Esse anseio pelas "histórias de gente sem história" (MATOS, 2009, p.
279) não tem sido uma tarefa simples, uma vez que para torná-las possível
faz-se necessário a revisão dos paradigmas da História tradicional e a
busca por novas fontes, novas abordagens e novos métodos para organizar e
desenvolver as pesquisas históricas, o que significa vencer obstáculos e
tradições acadêmicas. O primeiro desafio foi suplantar as grandes
narrativas universalizantes, centradas nas elites masculinas brancas e nos
heróis, no Estado e no espaço público. Dentre essas abordagens e debates
estão os estudos feministas, que enfatizam as desigualdades entre homens e
mulheres nas sociedades contemporâneas e a exclusão feminina da análise
histórica.
A participação mais intensa da mulher no mercado de trabalho e no
universo acadêmico, a busca de maior liberdade, de igualdade de direitos e
de representação ocasionaram um avanço significativo dos estudos sobre a
mulher. Colocou-se em debate o papel das mulheres na História, na busca por
compreender como foram construídas as diferenças instituídas entre os sexos
e as relações de poder estabelecidas entre eles. Com esse olhar, o papel
feminino passa a ser investigado nos mais diversos tempo e espaços
históricos.
Essas discussões feministas vieram acompanhadas de uma redefinição do
conceito de documento histórico e, além dos tradicionais escritos oficiais,
também ganharam valor documental as inscrições, a iconografia, a
numismática, as estátuas, as tumbas funerárias, e muitos outros vestígios
arqueológicos que permitiram, desde então, "trazer para a História" as
experiências e os olhares femininos.
Sobre a História Antiga Romana, esses estudos têm possibilitado rever
as áreas de atuação tradicionalmente atribuídas às mulheres, bem como
repensar conceitos como "público" e "privado", formas de atuação política e
os fundamentos, composição e participação dos grupos sociais nas diversas
esferas da organização social. Nos estudos publicados entre os anos de 1960
a 1980 percebe-se a preocupação em evidenciar quem eram essas mulheres e
quais as atividades e papéis sociais desempenhados por elas na sociedade,
juntamente com discussões mais particularizadas sobre a sua influência e
participação nas esferas pública e de poder.

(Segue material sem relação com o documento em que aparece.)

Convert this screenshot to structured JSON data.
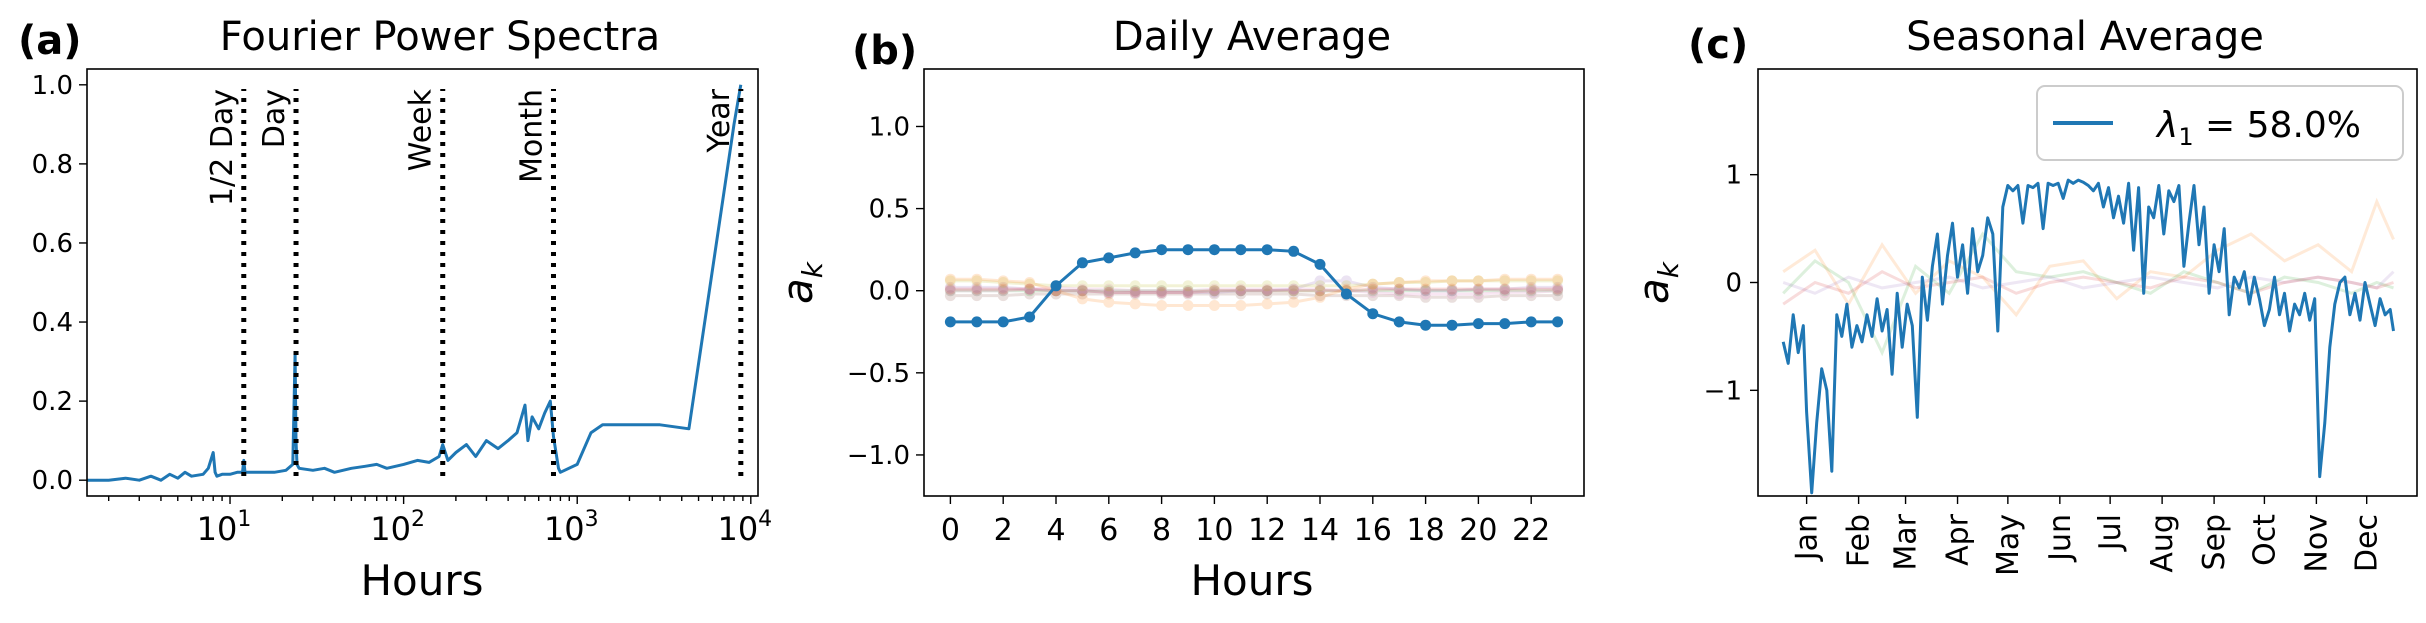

Ampliaram-se os estudos principalmente daquelas pertencentes a grupos
aristocráticos.[2] Embora em menor número, valiosas pesquisas também foram
realizadas a respeito das atividades desempenhadas por aquelas das "classes
baixas" ( plebéias, livres e escravas ( em seus ofícios e na política
local, que trouxeram importantes contribuições para o conhecimento do mundo
do trabalho urbano no âmbito popular.[3]
Entretanto, desde a década de 1980, no interior desse debate sobre o
papel das mulheres na História, surgem as reflexões sobre as relações de
gênero. Nos estudos de sociedades antigas esse tipo de abordagem ganha
maior destaque a partir dos anos de 1990, e no Brasil os estudos de gênero
em sociedades antigas mostram os seus primeiros resultados na virada do
século.
Permeadas pela perspectiva do olhar crítico feminista (Machado, 1992,
p. 9), mas distante dela em relação a uma definição binária de masculino e
de feminino, as análises de gênero ampliam o campo da discussão e acirram
os debates em torno da construção dos conceitos de "feminino" e
"masculino", apresentando diferentes e mesmo divergentes abordagens e
trajetórias pelas quais os estudos de gênero têm sido pensados e
polemicamente utilizados em diversas áreas do conhecimento[4].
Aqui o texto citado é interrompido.